Re: Network performance regression in Linux kernel 6.6 for small socket size test cases

From: Eric Dumazet
Date: Wed Feb 28 2024 - 03:48:34 EST


On Wed, Feb 28, 2024 at 7:43 AM Abdul Anshad Azeez
<abdul-anshad.azeez@xxxxxxxxxxxx> wrote:
>
> During performance regression workload execution of the Linux
> kernel we observed up to 30% performance decrease in a specific networking
> workload on the 6.6 kernel compared to 6.5 (details below). The regression is
> reproducible in both Linux VMs running on ESXi and bare metal Linux.
>
> Workload details:
>
> Benchmark - Netperf TCP_STREAM
> Socket buffer size - 8K
> Message size - 256B
> MTU - 1500B
> Socket option - TCP_NODELAY
> # of STREAMs - 32
> Direction - Uni-Directional Receive
> Duration - 60 Seconds
> NIC - Mellanox Technologies ConnectX-6 Dx EN 100G
> Server Config - Intel(R) Xeon(R) Gold 6348 CPU @ 2.60GHz & 512G Memory
>
> Bisect between 6.5 and 6.6 kernel concluded that this regression originated
> from the below commit:
>
> commit - dfa2f0483360d4d6f2324405464c9f281156bd87 (tcp: get rid of
> sysctl_tcp_adv_win_scale)
> Author - Eric Dumazet <edumazet@xxxxxxxxxx>
> Link -
> https://git.kernel.org/pub/scm/linux/kernel/git/torvalds/linux.git/commit/?id=
> dfa2f0483360d4d6f2324405464c9f281156bd87
>
> Performance data for (Linux VM on ESXi):
> Test case - TCP_STREAM_RECV Throughput in Gbps
> (for different socket buffer sizes and with constant message size - 256B):
>
> Socket buffer size - [LK6.5 vs LK6.6]
> 8K - [8.4 vs 5.9 Gbps]
> 16K - [13.4 vs 10.6 Gbps]
> 32K - [19.1 vs 16.3 Gbps]
> 64K - [19.6 vs 19.7 Gbps]
> Autotune - [19.7 vs 19.6 Gbps]
>
> From the above performance data, we can infer that:
> * Regression is specific to lower fixed socket buffer sizes (8K, 16K & 32K).
> * Increasing the socket buffer size gradually decreases the throughput impact.
> * Performance is equal for higher fixed socket size (64K) and Autotune socket
> tests.
>
> We would like to know if there are any opportunities for optimization in
> the test cases with small socket sizes.
>

Sure, I would suggest not setting small SO_RCVBUF values in 2024,
or you get what you ask for (going back to old TCP performance of year 2010 )

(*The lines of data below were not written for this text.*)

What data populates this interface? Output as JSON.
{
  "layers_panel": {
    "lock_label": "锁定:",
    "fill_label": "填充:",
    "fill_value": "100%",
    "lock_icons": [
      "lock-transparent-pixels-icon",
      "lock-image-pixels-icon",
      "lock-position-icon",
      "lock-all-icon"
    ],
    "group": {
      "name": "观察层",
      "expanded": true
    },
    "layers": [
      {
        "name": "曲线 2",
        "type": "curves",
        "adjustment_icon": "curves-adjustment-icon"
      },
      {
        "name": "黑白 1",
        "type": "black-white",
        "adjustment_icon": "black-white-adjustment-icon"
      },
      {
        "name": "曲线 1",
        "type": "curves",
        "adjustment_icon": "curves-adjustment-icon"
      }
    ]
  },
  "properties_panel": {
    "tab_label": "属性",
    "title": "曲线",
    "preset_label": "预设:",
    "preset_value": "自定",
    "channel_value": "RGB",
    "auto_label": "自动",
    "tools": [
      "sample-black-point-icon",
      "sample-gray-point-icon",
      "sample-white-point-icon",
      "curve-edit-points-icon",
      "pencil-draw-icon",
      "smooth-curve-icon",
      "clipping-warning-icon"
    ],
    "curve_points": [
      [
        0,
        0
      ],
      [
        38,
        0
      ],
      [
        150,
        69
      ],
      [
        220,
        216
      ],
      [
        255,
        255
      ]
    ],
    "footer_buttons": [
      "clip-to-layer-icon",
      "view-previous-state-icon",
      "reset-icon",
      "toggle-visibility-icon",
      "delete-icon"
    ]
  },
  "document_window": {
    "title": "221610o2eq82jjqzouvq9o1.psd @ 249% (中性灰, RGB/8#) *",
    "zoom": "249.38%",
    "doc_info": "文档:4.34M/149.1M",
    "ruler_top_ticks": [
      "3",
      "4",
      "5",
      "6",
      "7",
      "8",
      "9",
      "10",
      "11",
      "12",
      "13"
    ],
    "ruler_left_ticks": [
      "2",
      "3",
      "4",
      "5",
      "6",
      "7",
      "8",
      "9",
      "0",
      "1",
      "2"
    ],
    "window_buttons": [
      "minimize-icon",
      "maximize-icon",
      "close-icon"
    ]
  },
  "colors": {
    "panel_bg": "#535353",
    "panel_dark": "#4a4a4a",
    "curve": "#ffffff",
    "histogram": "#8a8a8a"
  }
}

Back in 2018, we set tcp_rmem[1] to 131072 for a good reason.

commit a337531b942bd8a03e7052444d7e36972aac2d92
Author: Yuchung Cheng <ycheng@xxxxxxxxxx>
Date: Thu Sep 27 11:21:19 2018 -0700

tcp: up initial rmem to 128KB and SYN rwin to around 64KB


I can not enforce a minimum in SO_RCVBUF (other than the small one added in
commit eea86af6b1e18d6fa8dc959e3ddc0100f27aff9f ("net: sock: adapt
SOCK_MIN_RCVBUF and SOCK_MIN_SNDBUF"))
otherwise many test programs will break, expecting to set a low value.